Staruszek odłożył książkę i rozejrzał się wokół swoimi słabymi, ludzkimi oczami. Otoczone siecią zmarszczek rozglądały się ciekawie dookoła. Zazwyczaj jasne, pełne zimnego, błękitnego ognia, dzisiaj wydawały się przygaszone, zmęczone. Brak w nich było obecnego zwykle życia i energii.

– Tak mało czasu – powiedział bardziej do siebie niż do Śmiga. Jego głos drżął. Ptak pierwszy raz słyszał takie nuty w głosie bezpiórego przyjaciela – tak mało czasu – powtórzył – a jeszcze tyle zostało ich niepoznanych – Wzrok Dyma przemknął po rozłożonych po całym pomieszczeniu księgach, zwojach i porozrzucanych bez ładu i porządku pojedyńczych kartach pergaminu. W kącie ukrytego w sieci zmarszczek oka pojawiła się pojedyńcza łza. Ten znak był dla białozora czytelny i znany. Ludzie mieli mokre oczy gdy ogarniał ich smutek i żal. Woda dla nich tak cenna i wartościowa, że oddawali ją przez oczy tylko gdy rozpacz rozdzierała ich serca. Uczucie nie znane Śmigowi, ale umiał je sobie wyobrazić.

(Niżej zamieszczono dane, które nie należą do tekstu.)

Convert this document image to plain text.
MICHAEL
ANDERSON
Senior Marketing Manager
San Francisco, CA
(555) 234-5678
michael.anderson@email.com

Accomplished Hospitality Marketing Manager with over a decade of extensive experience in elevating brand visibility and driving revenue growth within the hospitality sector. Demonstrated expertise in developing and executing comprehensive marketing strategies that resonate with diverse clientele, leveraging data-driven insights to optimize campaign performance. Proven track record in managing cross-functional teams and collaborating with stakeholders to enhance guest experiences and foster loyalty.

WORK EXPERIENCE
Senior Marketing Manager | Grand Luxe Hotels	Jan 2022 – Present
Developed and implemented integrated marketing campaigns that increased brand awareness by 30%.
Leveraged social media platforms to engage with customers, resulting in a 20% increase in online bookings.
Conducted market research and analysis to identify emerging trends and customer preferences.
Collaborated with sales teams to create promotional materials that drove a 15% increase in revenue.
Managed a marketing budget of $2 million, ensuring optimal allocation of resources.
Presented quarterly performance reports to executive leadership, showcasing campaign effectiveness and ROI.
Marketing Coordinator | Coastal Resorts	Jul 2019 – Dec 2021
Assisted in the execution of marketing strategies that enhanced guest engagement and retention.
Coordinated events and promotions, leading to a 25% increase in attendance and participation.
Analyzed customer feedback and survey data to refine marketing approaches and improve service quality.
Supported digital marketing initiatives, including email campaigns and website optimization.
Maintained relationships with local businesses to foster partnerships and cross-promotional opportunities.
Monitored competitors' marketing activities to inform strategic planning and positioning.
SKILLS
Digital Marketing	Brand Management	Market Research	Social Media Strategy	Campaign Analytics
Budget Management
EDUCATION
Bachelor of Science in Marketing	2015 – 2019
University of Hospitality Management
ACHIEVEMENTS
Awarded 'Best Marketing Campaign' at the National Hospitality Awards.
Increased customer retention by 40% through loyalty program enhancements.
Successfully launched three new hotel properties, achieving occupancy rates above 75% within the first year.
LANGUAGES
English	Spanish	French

„To jakby mi odebrali skrzydła, zabronili latać i wznosić się coraz wyżej i wyżej w kierunku słońca” – przeciągły, pełen smutku i żalu pisk przeciął ciszę zalegającą niczym całun w pracowni.

– Mądry ptak – na twarzy człowieka pojawił się słaby, pozbawiony radości uśmiech – też to czujesz?

Wszystko było nie na swoim miejscu. Śmig czuł to każdym piórem, z każdym podmuchem powietrza i docierającym do niego zapachem czuł, że wszystko było nie tak. Obce, zmienione, nie pasujące ani do miejsca ani do czasu, w którym się dzieją.

– Ale ty musisz być głodny i przyleciałeś tu na swoje smakołyki, a nie po to żeby wsłuchiwać się w narzekania i żale starca – oczy nabrały nieobecnego wyrazu, usta poruszały się wypowiadając kolejne słowa a smukłe, delikatne dłonie kruszyły niewielką babeczkę nadziewaną króliczym mięsem na małe kawałki i podsuwały pod mocny i lśniący dziób Śmiga.

Jego usta ponownie się poruszały, lecz wypływające z nich słowa były dalsze, głębsze, bardziej odległe. Pochodziły z innego miejsca, innego czasu. Oczy płonęły nienaturalnym, ognistym blaskiem, a słowa płynęły i płynęły:

– „… płonie, pożera, niszczy. Chwyta w swoje szkarłatne szpony każdą, najmniejszą nawet drobinę i pali. Nic się przed nim nie uchroni. Pierwsza spłonie Ona, zginie, odejdzie na zawsze. Moja mądra, modra żona odejdzie, ucieknie w cień. Oby sił jej wystarczyło by powrócić, by odrodzić się, by nie cała umarła. By nie cała odeszła…”

Z babeczki zostały okruszki, walały się po leżących na stole kartach pergaminu.

Dym dbał o te karty bardziej niż o własne pióra, niż o pełny żołądek. Nigdy nie pozwalał żeby choć okruszyna jedzenia wylądowała na nich. A dziś kawałki ciasta i króliczego mięsa zostawiały mokre, pełne tłuszczu plamy.

Blask w oczach Dymu przygasł, ponownie stały się wodniście szare, nieobecne, jakby zasnute mgłą. Powoli, wolniej niż zazwyczaj podszedł do niewielkiego stolika stojącego w głębi pokoju, kilkoma zamaszystymi ruchami gęsiego pióra napisał coś na leżącej na nim karcie i cicho mrucząc coś pod nosem ruszył do wyjścia. Czuły na każde najmniejsze drgnienie powietrza słuch białozora wyłapał pojedyńcze z nich, z których ptasi umysł nie umiał sklecić całości, w pełni zrozumiałego zdania.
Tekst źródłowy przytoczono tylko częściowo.